A Retail Use Case of IT Governance. Starring: RBDMS, NoSQL, and Blockchain Technology
New technologies are breaking through and investors keep investing hoping for high-returns on IT markets that have over 10x growth predictions. However, like any other innovation, the main risk with new technologies is the lack of adoption.
- Fighting for Adoption
New technologies in IT are not struggling that much to raise money, but are struggling hard for adoption. The lack of adoption and the high-valuations of technologies that have no impact on day-to-day operations is a world crisis triggering factor.
Governance is essential to any organization and despite revolutionary new technologies, old-school governance systems are in place. There are many approaches to handling governance, so let’s use an example from the retail industry and try to explain governance in a world of big data and blockchain.
PaperSize is a company that sells paper products in brick & mortar stores as well as online. Being a new company, the fictive PaperSize uses integrated omnichannel marketing across all channels.
- Classic RBDMS
RBDMS is the term to define relational databases. The most common are Oracle Databases and SQL databases. A relational database can store structured data really well, but the developments in IT have shown the limitations of relational databases.
PaperSize used to rely on SQL databases, but now the data they collect is becoming so diverse, ranging from social media activity about their products, invoice and receipt data (both online and offline). PaperSize also has several concept stores where people interact with their products and that data is collected to improve their products.
SQL databases cannot handle such variety of information and are becoming a burden.
PaperSize operates mainly in France, The UK, Germany, Italy, and Spain, so most of their customers are EU citizens. PaperSize is subject to immense fines if they do not follow the EU GDPR regulations with the data they collect.

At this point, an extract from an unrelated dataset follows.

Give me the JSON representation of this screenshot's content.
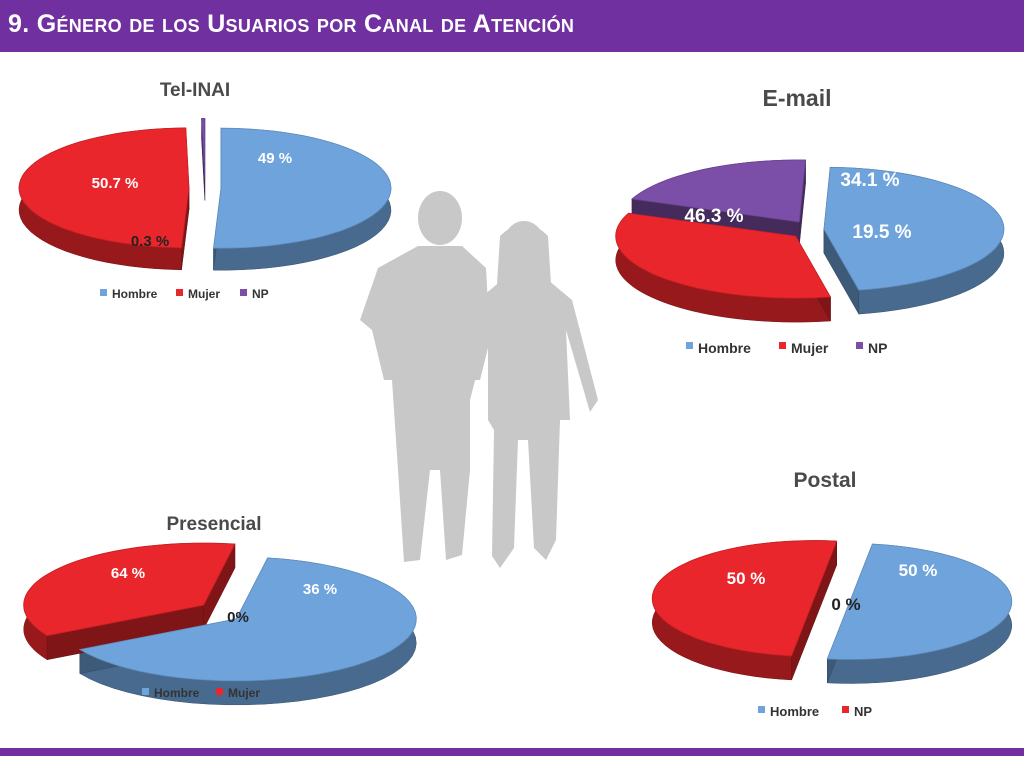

The tabular format of RBDMS is a limitation PaperSize does not afford. This is why PaperSize decided to move most of their content to non-relational NOSQL database, which makes it easier to both run big data programs about customer relations and improving their products, but also makes GDPR governance easier.
- NoSQL Databases
NoSQL databases can store insane volumes of data, both structured and unstructured. XML files from their website, videos from the concept store, invoice and internal documents, all are in one place and one click away.
That data is stored in a powerful customizable data lake and data scientists that work for PaperSize can perform all requests that come from higher management.
One big request for data scientists to handle came last year from the CEO of PaperSize that decided to expand to Greece and open several stores. Based on the data available in the data lake, data scientists have presented a report of how to arrange products on shelves. They used available public data about Greek citizens so that they adapted the design, price, and product placement to better fit the Greek society.
The analytics run decided it is a smart approach to open only 3 stores at first in Athens and only later expand more. After opening the 3 Athens stores that were a success, data gathered from these 3 stores correlated with data from stores located in other countries allowed for the opening of 10 more stores across Greece, all designed particularly for the respective Greece Market.
- Smart Contract Protocols (Blockchain)
PaperSize started as a crowdfunded project that raised over 10 million euros to develop their revolutionary paper products. PaperSize wants to keep initial customers that helped them raise funds very close to the company.
However, when hosting votes on some key issues of the company, the voting was fraudulent, the website was hacked, and data collected compromised.
A multi-purpose internal token (PPS) was created using blockchain technology. People that participated in the crowdfunding receive their share of tokens based on contribution. The token enables people holding the token to securely, uniquely, and anonymously vote inside the organization on several issues, despite being scattered across the world.
The employees of the company are also awarded their share of tokens and allowed to vote. The token is multipurpose and employees use their tokens to also login when they arrive at work or leave work, which keeps immutable track of employee attendance.